13.3. Test for Relationship Between Canonical Variate Pairs

Let's first determine if there is any relationship between the two sets of variables at all. Perhaps the two sets of variables are completely unrelated to one another and independent!

To test for independence between the Sales Performance and the Test Score variables, first, consider a multivariate multiple regression model where we predict the Sales Performance variables from the Test Score variables.  In this general case, we have p multiple regressions, each multiple regression predicting one of the variables in the first group ( X variables) from the q variables in the second group (Y variables).

\begin{align} X_1 & =  \beta_{10} + \beta_{11}Y_1 +\beta_{12}Y_2 + \dots +\beta_{1q}Y_q + \epsilon_1 \\ X_2 & =  \beta_{20}+ \beta_{21}Y_1 + \beta_{22}Y_2 + \dots +\beta_{2q}Y_q + \epsilon_2 \\  &  \vdots \\ X_p & =  \beta_{p0} + \beta_{p1}Y_1 + \beta_{p2}Y_2 + \dots + \beta_{pq}Y_q + \epsilon_p \end{align}

In our example, we have multiple regressions predicting the p = 3 sales variables from the q = 4 test score variables. We wish to test the null hypothesis that these regression coefficients (except for the intercepts) are all equal to zero.
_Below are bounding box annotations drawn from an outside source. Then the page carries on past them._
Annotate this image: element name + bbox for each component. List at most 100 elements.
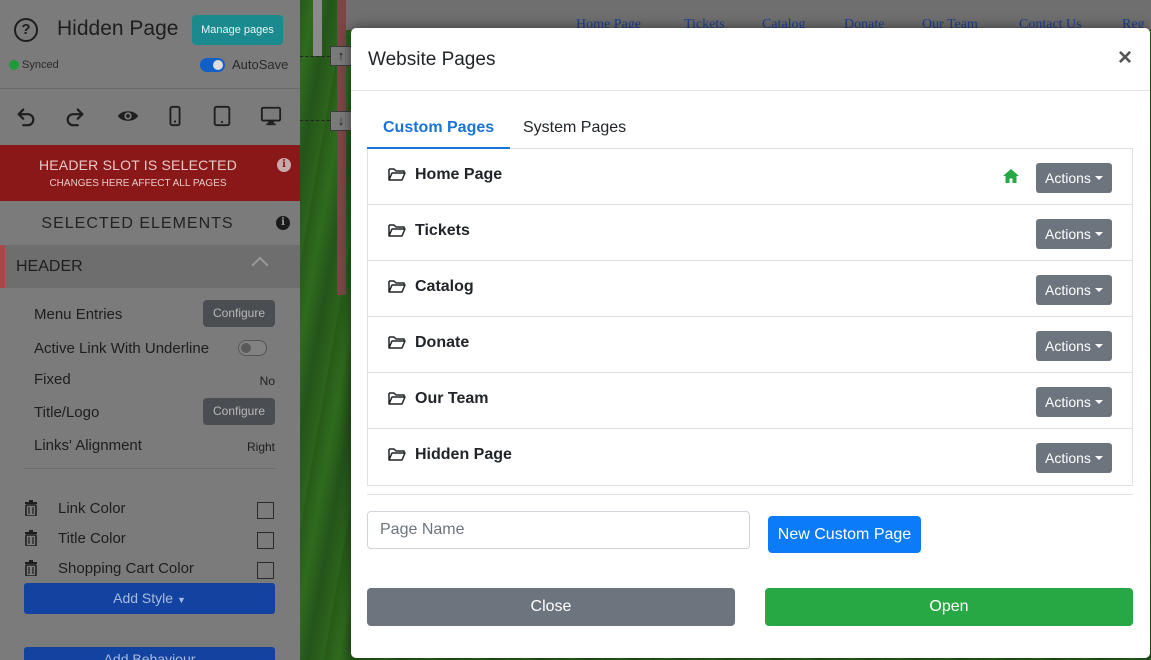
arrow-down-icon[interactable]: ↓ xyxy=(330,111,352,131)
actions-dropdown-button[interactable]: Actions xyxy=(1036,443,1112,473)
tab-custom-pages[interactable]: Custom Pages xyxy=(367,114,511,149)
actions-label: Actions xyxy=(1045,338,1091,354)
preview-navbar: Home Page Tickets Catalog Donate Our Tea… xyxy=(346,0,1151,32)
folder-open-icon xyxy=(388,447,406,461)
sync-status: Synced xyxy=(22,59,59,71)
page-row[interactable]: Tickets Actions xyxy=(368,205,1132,261)
modal-header: Website Pages × xyxy=(351,28,1150,91)
slot-boundary-line xyxy=(300,56,330,57)
close-button[interactable]: Close xyxy=(367,588,735,626)
slot-boundary-line xyxy=(300,120,330,121)
link-color-swatch[interactable] xyxy=(257,502,274,519)
actions-dropdown-button[interactable]: Actions xyxy=(1036,387,1112,417)
editor-header: ? Hidden Page Manage pages Synced AutoSa… xyxy=(0,0,300,82)
actions-label: Actions xyxy=(1045,394,1091,410)
divider xyxy=(367,494,1133,495)
editor-toolbar xyxy=(0,88,300,144)
info-icon[interactable]: i xyxy=(277,158,291,172)
caret-down-icon: ▼ xyxy=(176,595,186,605)
page-title: Hidden Page xyxy=(57,17,179,40)
actions-label: Actions xyxy=(1045,226,1091,242)
active-link-underline-label: Active Link With Underline xyxy=(34,340,210,357)
page-row[interactable]: Hidden Page Actions xyxy=(368,429,1132,485)
mobile-icon[interactable] xyxy=(163,105,187,129)
active-link-underline-toggle[interactable] xyxy=(238,340,267,356)
fixed-value[interactable]: No xyxy=(260,374,275,388)
caret-down-icon xyxy=(1095,344,1103,348)
page-name[interactable]: Donate xyxy=(415,334,469,352)
actions-dropdown-button[interactable]: Actions xyxy=(1036,219,1112,249)
desktop-icon[interactable] xyxy=(259,105,283,129)
caret-down-icon xyxy=(1095,176,1103,180)
actions-label: Actions xyxy=(1045,170,1091,186)
selected-elements-title: SELECTED ELEMENTS xyxy=(41,215,234,232)
home-icon xyxy=(1002,168,1020,184)
add-behaviour-button[interactable]: Add Behaviour xyxy=(24,647,275,660)
autosave-label: AutoSave xyxy=(232,57,289,72)
preview-strip xyxy=(313,0,322,56)
menu-entries-label: Menu Entries xyxy=(34,306,123,323)
links-alignment-value[interactable]: Right xyxy=(247,440,275,454)
page-row[interactable]: Home Page Actions xyxy=(368,149,1132,205)
page-row[interactable]: Catalog Actions xyxy=(368,261,1132,317)
undo-icon[interactable] xyxy=(14,105,38,129)
page-name[interactable]: Tickets xyxy=(415,222,470,240)
sync-status-dot xyxy=(9,60,19,70)
title-color-swatch[interactable] xyxy=(257,532,274,549)
close-icon[interactable]: × xyxy=(1118,45,1132,71)
shopping-cart-color-label: Shopping Cart Color xyxy=(58,560,194,577)
add-style-label: Add Style xyxy=(113,590,174,606)
actions-dropdown-button[interactable]: Actions xyxy=(1036,331,1112,361)
folder-open-icon xyxy=(388,167,406,181)
tab-system-pages[interactable]: System Pages xyxy=(507,114,642,149)
page-name[interactable]: Our Team xyxy=(415,390,489,408)
actions-dropdown-button[interactable]: Actions xyxy=(1036,163,1112,193)
page-name[interactable]: Home Page xyxy=(415,166,502,184)
page-name-input[interactable] xyxy=(367,511,750,549)
menu-entries-configure-button[interactable]: Configure xyxy=(203,300,275,327)
page-row[interactable]: Donate Actions xyxy=(368,317,1132,373)
info-icon[interactable]: i xyxy=(276,216,290,230)
shopping-cart-color-swatch[interactable] xyxy=(257,562,274,579)
caret-down-icon xyxy=(1095,400,1103,404)
page-row[interactable]: Our Team Actions xyxy=(368,373,1132,429)
trash-icon[interactable] xyxy=(24,530,38,546)
editor-sidebar: ? Hidden Page Manage pages Synced AutoSa… xyxy=(0,0,300,660)
actions-dropdown-button[interactable]: Actions xyxy=(1036,275,1112,305)
open-button[interactable]: Open xyxy=(765,588,1133,626)
new-custom-page-button[interactable]: New Custom Page xyxy=(768,516,921,553)
page-tabs: Custom Pages System Pages xyxy=(367,114,1133,149)
folder-open-icon xyxy=(388,391,406,405)
page-name[interactable]: Hidden Page xyxy=(415,446,512,464)
actions-label: Actions xyxy=(1045,450,1091,466)
help-icon[interactable]: ? xyxy=(14,18,38,42)
folder-open-icon xyxy=(388,279,406,293)
actions-label: Actions xyxy=(1045,282,1091,298)
redo-icon[interactable] xyxy=(63,105,87,129)
trash-icon[interactable] xyxy=(24,500,38,516)
modal-title: Website Pages xyxy=(368,49,496,70)
page-list: Home Page Actions Tickets Actions Catalog Act… xyxy=(367,149,1133,486)
header-slot-title: HEADER SLOT IS SELECTED xyxy=(38,157,238,173)
manage-pages-button[interactable]: Manage pages xyxy=(192,15,283,45)
folder-open-icon xyxy=(388,335,406,349)
autosave-toggle[interactable] xyxy=(200,58,225,72)
title-logo-configure-button[interactable]: Configure xyxy=(203,398,275,425)
header-slot-subtitle: CHANGES HERE AFFECT ALL PAGES xyxy=(49,178,227,189)
folder-open-icon xyxy=(388,223,406,237)
caret-down-icon xyxy=(1095,288,1103,292)
link-color-label: Link Color xyxy=(58,500,126,517)
title-color-label: Title Color xyxy=(58,530,126,547)
website-pages-modal: Website Pages × Custom Pages System Page… xyxy=(351,28,1150,658)
divider xyxy=(24,468,275,469)
header-slot-notice: HEADER SLOT IS SELECTED CHANGES HERE AFF… xyxy=(0,145,300,201)
tablet-icon[interactable] xyxy=(210,105,234,129)
trash-icon[interactable] xyxy=(24,560,38,576)
add-style-button[interactable]: Add Style ▼ xyxy=(24,583,275,614)
arrow-up-icon[interactable]: ↑ xyxy=(330,46,352,66)
page-name[interactable]: Catalog xyxy=(415,278,474,296)
preview-eye-icon[interactable] xyxy=(116,105,140,129)
fixed-label: Fixed xyxy=(34,371,71,388)
preview-strip xyxy=(337,0,346,295)
header-section-toggle[interactable]: HEADER xyxy=(0,245,300,288)
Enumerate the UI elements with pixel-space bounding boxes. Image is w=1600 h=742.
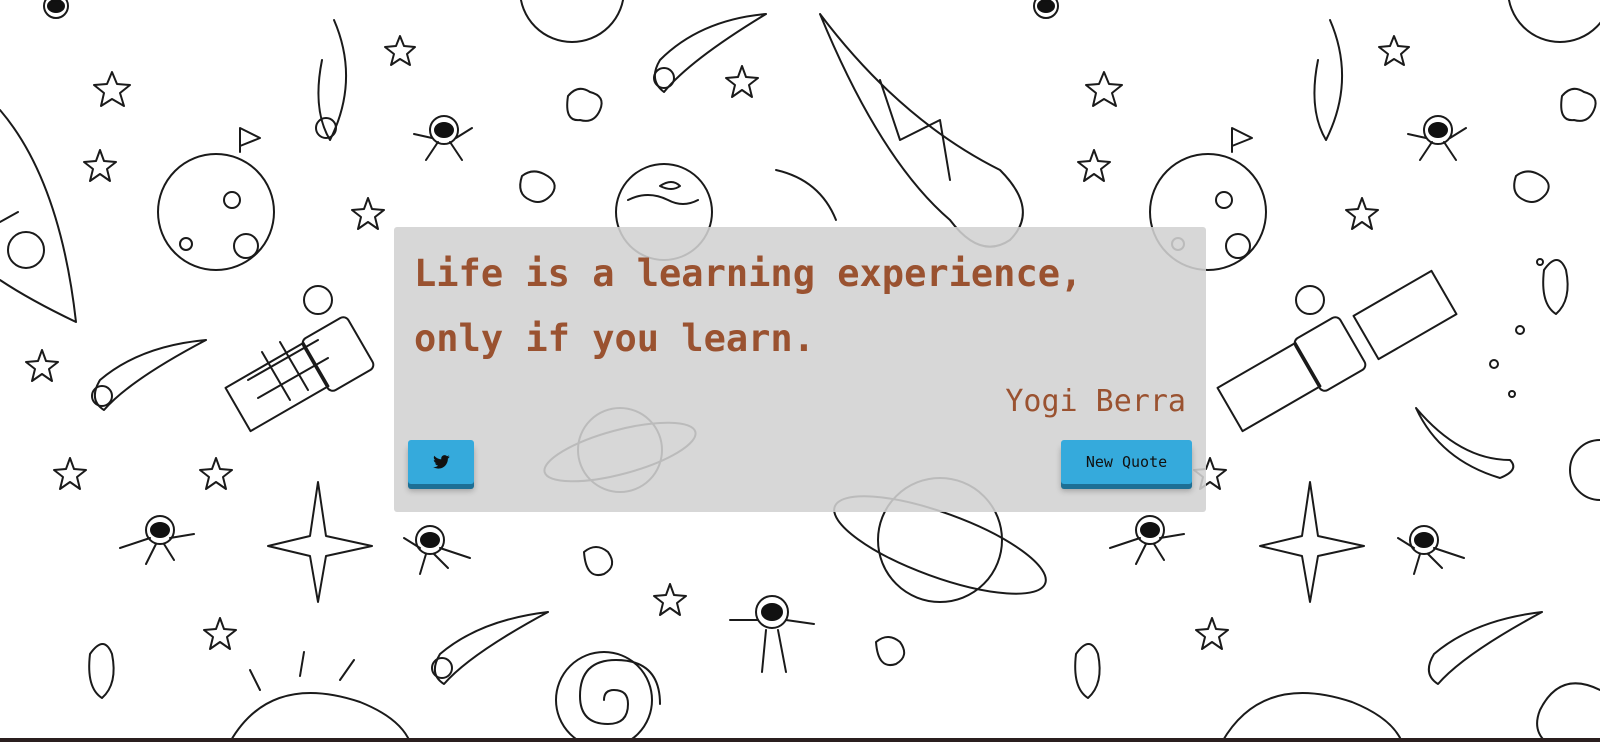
star-icon (203, 617, 237, 650)
comet-icon (433, 611, 549, 685)
new-quote-button[interactable]: New Quote (1061, 440, 1192, 484)
star-icon (1085, 71, 1123, 107)
astronaut-icon (1407, 115, 1467, 161)
star-icon (53, 457, 87, 490)
astronaut-icon (729, 595, 815, 673)
asteroid-icon (566, 87, 603, 122)
star-icon (83, 149, 117, 182)
asteroid-icon (1542, 259, 1569, 315)
sun-icon (1221, 692, 1403, 742)
star-icon (1195, 617, 1229, 650)
satellite-icon (301, 316, 375, 392)
asteroid-icon (88, 643, 115, 699)
star-icon (384, 35, 416, 66)
sparkle-icon (1259, 481, 1365, 603)
comet-icon (317, 19, 347, 141)
sun-icon (229, 692, 411, 742)
sparkle-icon (267, 481, 373, 603)
planet-icon (519, 0, 625, 43)
astronaut-icon (43, 0, 69, 19)
star-icon (653, 583, 687, 616)
astronaut-icon (413, 115, 473, 161)
quote-author: Yogi Berra (1005, 384, 1186, 419)
quote-text: Life is a learning experience, only if y… (414, 252, 1083, 360)
tweet-button[interactable] (408, 440, 474, 484)
comet-icon (1415, 407, 1515, 479)
comet-icon (1313, 19, 1343, 141)
astronaut-icon (1397, 525, 1465, 575)
astronaut-icon (1109, 515, 1185, 565)
star-icon (351, 197, 385, 230)
galaxy-icon (579, 659, 661, 725)
comet-icon (653, 13, 767, 93)
star-icon (1345, 197, 1379, 230)
star-icon (199, 457, 233, 490)
star-icon (1378, 35, 1410, 66)
comet-icon (775, 169, 837, 221)
star-icon (25, 349, 59, 382)
ringed-planet-icon (1569, 439, 1600, 501)
asteroid-icon (1513, 170, 1550, 203)
quote-card: Life is a learning experience, only if y… (394, 227, 1206, 512)
asteroid-icon (519, 170, 556, 203)
asteroid-icon (1074, 643, 1101, 699)
asteroid-icon (1560, 87, 1597, 122)
star-icon (1077, 149, 1111, 182)
planet-icon (1507, 0, 1600, 43)
twitter-icon (432, 455, 450, 469)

This would be equivalent to the null hypothesis that the first set of variables is independent of the second set of variables.

\(H_0\colon \beta_{ij} = 0;\)  \( i = 1,2, \dots, p; j = 1,2, \dots, q\)

This is carried out using Wilks lambda. The results of this are found on page 1 of the output of the SAS Program.

Test of H0: The canonical correlations in the current row and all that follow are zero

  Likelihood
Ratio
Approximate
F Value
Num DF Den DF Pr > F
1 0.00214847 87.39 12 114.06 <.0001
2 0.19524127 18.53 6 88 <.0001
3 0.85284669 3.88 2 45 0.0278

SAS reports Wilks lambda \(\Lambda = 0.00215 ; F = 87.39 ; d . f = 12,114 ; p < 0.0001\). Wilks lambda is a ratio of two variance-covariance matrices (raised to a certain power).  If the values of these statistics are large (small p-value), then we reject the null hypothesis.  In our example, we reject the null hypothesis that there is no relationship between the two sets of variables and conclude that the two sets of variables are dependent. Note also that the above null hypothesis is also equivalent to testing the null hypothesis that all p canonical variate pairs are uncorrelated, or

\(H_0\colon \rho^*_1 = \rho^*_2 = \dots = \rho^*_p = 0 \)

Because Wilks lambda is significant and the canonical correlations are ordered from largest to smallest, we can conclude that at least \(\rho^*_1 \ne 0\).

We may also wish to test the hypothesis that the second or the third canonical variate pairs are correlated. We can do this in successive tests. Next, test whether the second and third canonical variate pairs are correlated...

\(H_0\colon \rho^*_2 = \rho^*_3 = 0\)

We can look again at the SAS output above. In the second row for the likelihood ratio test statistic we find \(L ^ { \prime } = 0.19524 ; F = 18.53 ; d . f = 6,88 ; p < 0.0001\). From this test we can conclude that the second canonical variate pair is correlated, \(\rho^*_2 \ne 0\).

Finally, we can test the significance of the third canonical variate pair.

\(H_0\colon \rho^*_3 = 0\)

The third row of the SAS output contains the likelihood ratio test statistic \(L ^ { \prime } = 0.8528 ; F = 3.88 ; d . f = 2,45 ; p = 0.0278\). This is also significant and so we conclude that the third canonical variate pair is correlated.

All three canonical variate pairs are significantly correlated and dependent on one another. This suggests that we may summarize all three pairs. In practice, these tests are carried out successively until you find a non-significant result. Once a non-significant result is found, you stop. If this happens with the first canonical variate pair, then there is not sufficient evidence of any relationship between the two sets of variables and the analysis may stop.

If the first pair shows significance, then you move on to the second canonical variate pair. If this second pair is not significantly correlated then stop. If it was significant you would continue to the third pair, proceeding in this iterative manner through the pairs of canonical variates testing until you find non-significant results.